December 15, 2022
Taylor T. Johnson
The ongoing renaissance in artificial intelligence (AI) has led to the advent of data-driven machine learning (ML) methods deployed within components for sensing, actuation, and control in safety-critical cyber-physical systems (CPS). While such learning-enabled components (LECs) are enabling autonomy in systems like autonomous vehicles and robots, ensuring such components operate reliably in all scenarios is extraordinarily challenging, as demonstrated in part through recent accidents in semi-autonomous/autonomous CPS and by adversarial ML attacks. We will discuss formal methods for assuring specifications—mostly robustness and safety—in autonomous CPS and subcomponents thereof using our software tools NNV and Veritex, developed as part of an ongoing DARPA Assured Autonomy project.

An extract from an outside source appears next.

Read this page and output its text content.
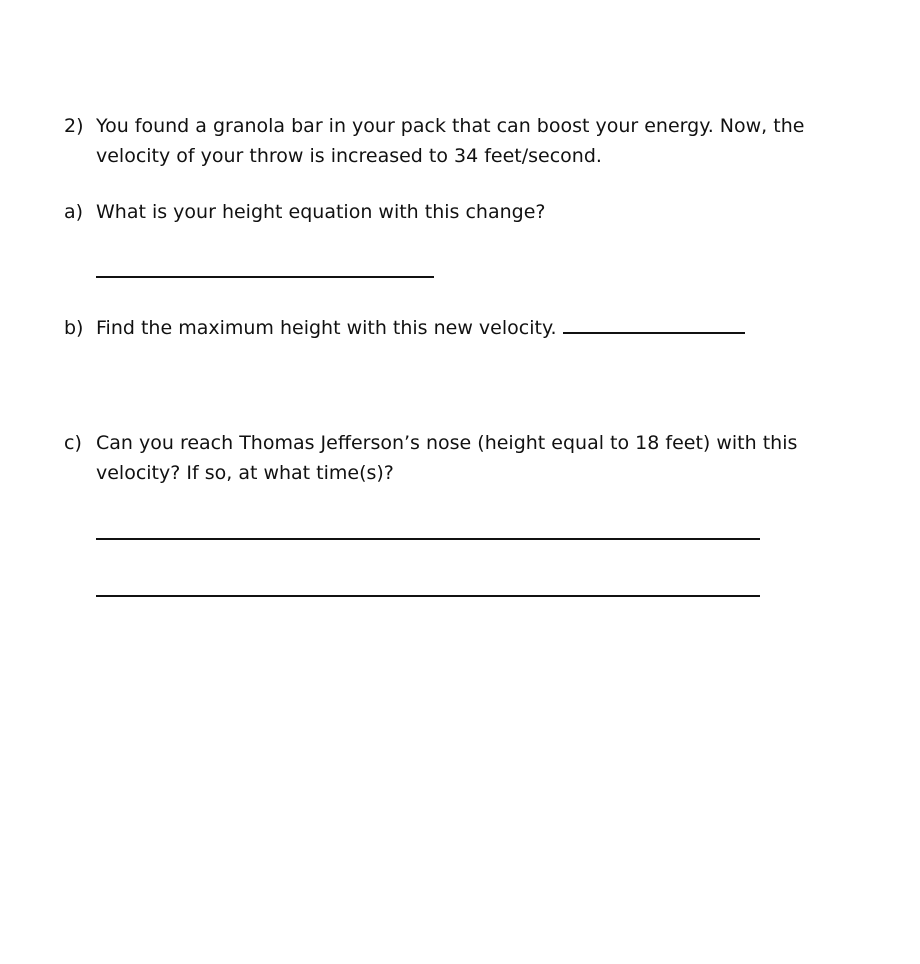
2) You found a granola bar in your pack that can boost your energy. Now, the velocity of your throw is increased to 34 feet/second.
a) What is your height equation with this change?
b) Find the maximum height with this new velocity.
c) Can you reach Thomas Jefferson’s nose (height equal to 18 feet) with this velocity? If so, at what time(s)?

These tools have been evaluated in CPS development with multiple industry partners in automotive, aerospace, and robotics domains, and allow for formally analyzing neural networks and their usage in closed-loop systems. We will also discuss relevant ongoing community activities we help organize, such as the Verification of Neural Networks Competition (VNN-COMP) held with the International Conference on Computer-Aided Verification (CAV) the past few years, as well as the AI and Neural Network Control Systems (AINNCS) category of the hybrid systems verification competition (ARCH-COMP) also held the past few years. We will conclude with a discussion of future directions in the broader safe and trustworthy AI domain, such as in new projects verifying neural networks used in medical imaging analysis.